Les Nouvelles Saint-Laurent News/Johanna Pellus Fondatrice de la Clinique multithérapie Proaction, sur le boulevard Marcel-Laurin, l'orthophoniste Agathe Tupula Kabola publie un troisième livre, sur le bégaiement.

À l’occasion de la journée mondiale du bégaiement, le 22 octobre, l’orthophoniste laurentienne Agathe Tupula Kabola sort un nouveau livre dédié à ce trouble de la parole. Avec Je bégaie…Laissez-moi parler!, l’auteure souhaite répondre aux questions des parents et des enseignants.

Identifier le bégaiement, débouler les mythes qui y sont associés et mettre en place des stratégies au quotidien font partie des sujets abordés dans l’ouvrage d’Agathe Tupula Kabola, publié aux Éditions du CHU Sainte-Justine.

«Le bégaiement touche davantage de gens qu’on ne le pense, soit environ 10 % des enfants d’âge préscolaire. Il persiste ensuite chez un tiers d’entre eux, puis chez 1 % des adultes», explique celle qui dirige également la Clinique multithérapie Proaction, à Saint-Laurent.

Il s’agit d’un trouble de la parole, qui est différent de ceux du langage.
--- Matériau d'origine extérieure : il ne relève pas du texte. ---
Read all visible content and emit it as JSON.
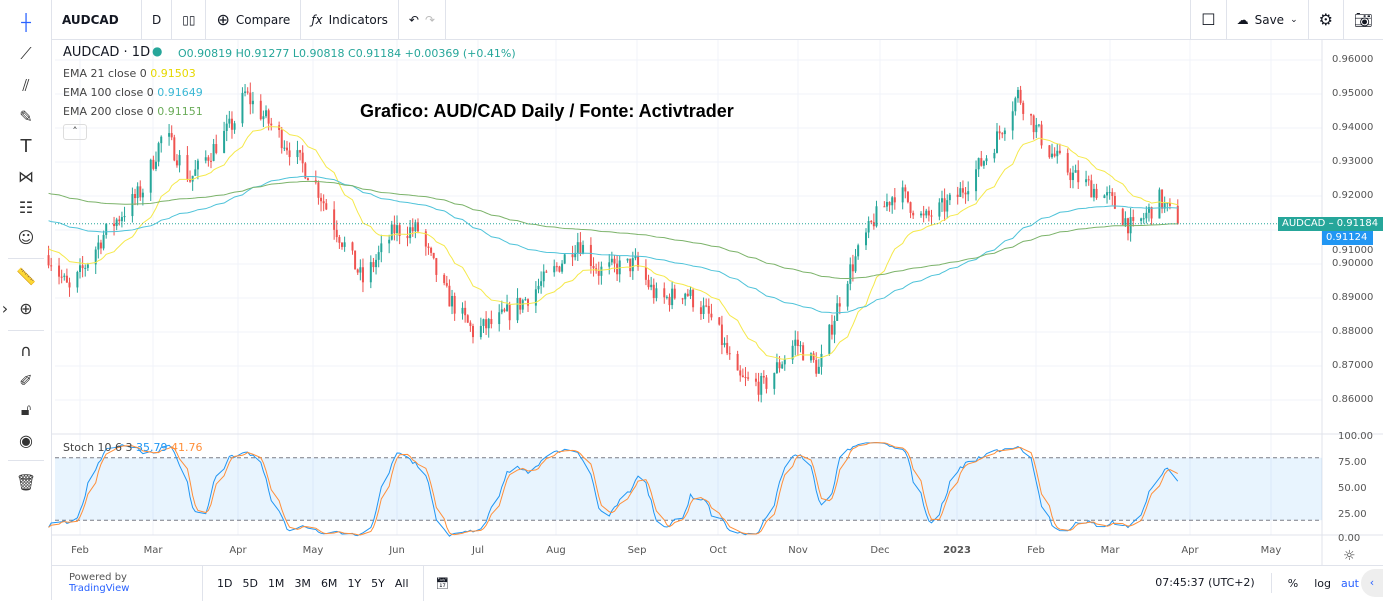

Les bègues savent très bien ce qu’ils veulent dire, mais la difficulté est mécanique et liée aux muscles.

Pour régler ce trouble, l’orthophoniste utilise le renforcement positif, inspiré du programme australien Lidcombe. «Il s’agit de récompenser l’enfant quand la parole est fluide et de lui faire un commentaire quand il bégaie», précise-t-elle. Pour les adultes, il s’agit plutôt d’apprendre à mieux vivre avec le bégaiement.

Expérience
«Le sujet m’a attiré pour mon troisième livre, car, dans ma famille, beaucoup de personnes bégaient, autant ici que dans mon pays d’origine, le Congo», souligne Mme Tupula Kabola.

Il s’agit aussi de sa clientèle préférée à la clinique, où les bègues forment environ 10 % des patients.

«Le trouble demeure assez mystérieux, confie-t-elle. On ignore pourquoi il touche davantage les garçons par exemple.»

Des recherches se font en orthophonie et en psychologie, mais elle voit le bégaiement comme un iceberg, car il cache aussi de la peur. Les bègues font face à plusieurs défis.

«À l’école, la bête noire est l’exposé oral, où l’élève peut être pénalisé parce qu’il bégaie. Certaines personnes vont jusqu’à changer de métier pour éviter de parler en public, sans compter les problèmes de sociabilisation et dans les relations amoureuses. J’ai même une amie qui a été expulsée de son programme d’études», raconte-t-elle.

Le coût du traitement du bégaiement peut être élevé en clinique privée, mais l’attente est longue dans le public. L’orthophoniste indique qu’il est aussi possible de se tourner vers des organismes, comme l’Association des jeunes bègues du Québec, et des cliniques universitaires. Les soins y sont assurés par des étudiants encadrés par des professionnels, comme Mme Tupula Kabola, qui y est un jour par semaine.

Mme Tupula Kabola avait publié son premier livre il y a deux ans sur le bilinguisme. Je bégaie…Laissez-moi parler! – Bien vivre avec le bégaiement sera en vente en librairie, en grande surface ainsi que editions-chu-sainte-justine.org dès le 22 octobre. Passionnée par l’écriture, elle assura qu’il y aura un autre livre ensuite.

Orthophoniste?
Il est le professionnel des troubles de la communication qui évalue et traite les personnes aux prises avec des problèmes de langage, de parole, de voix et de capacité d’avaler.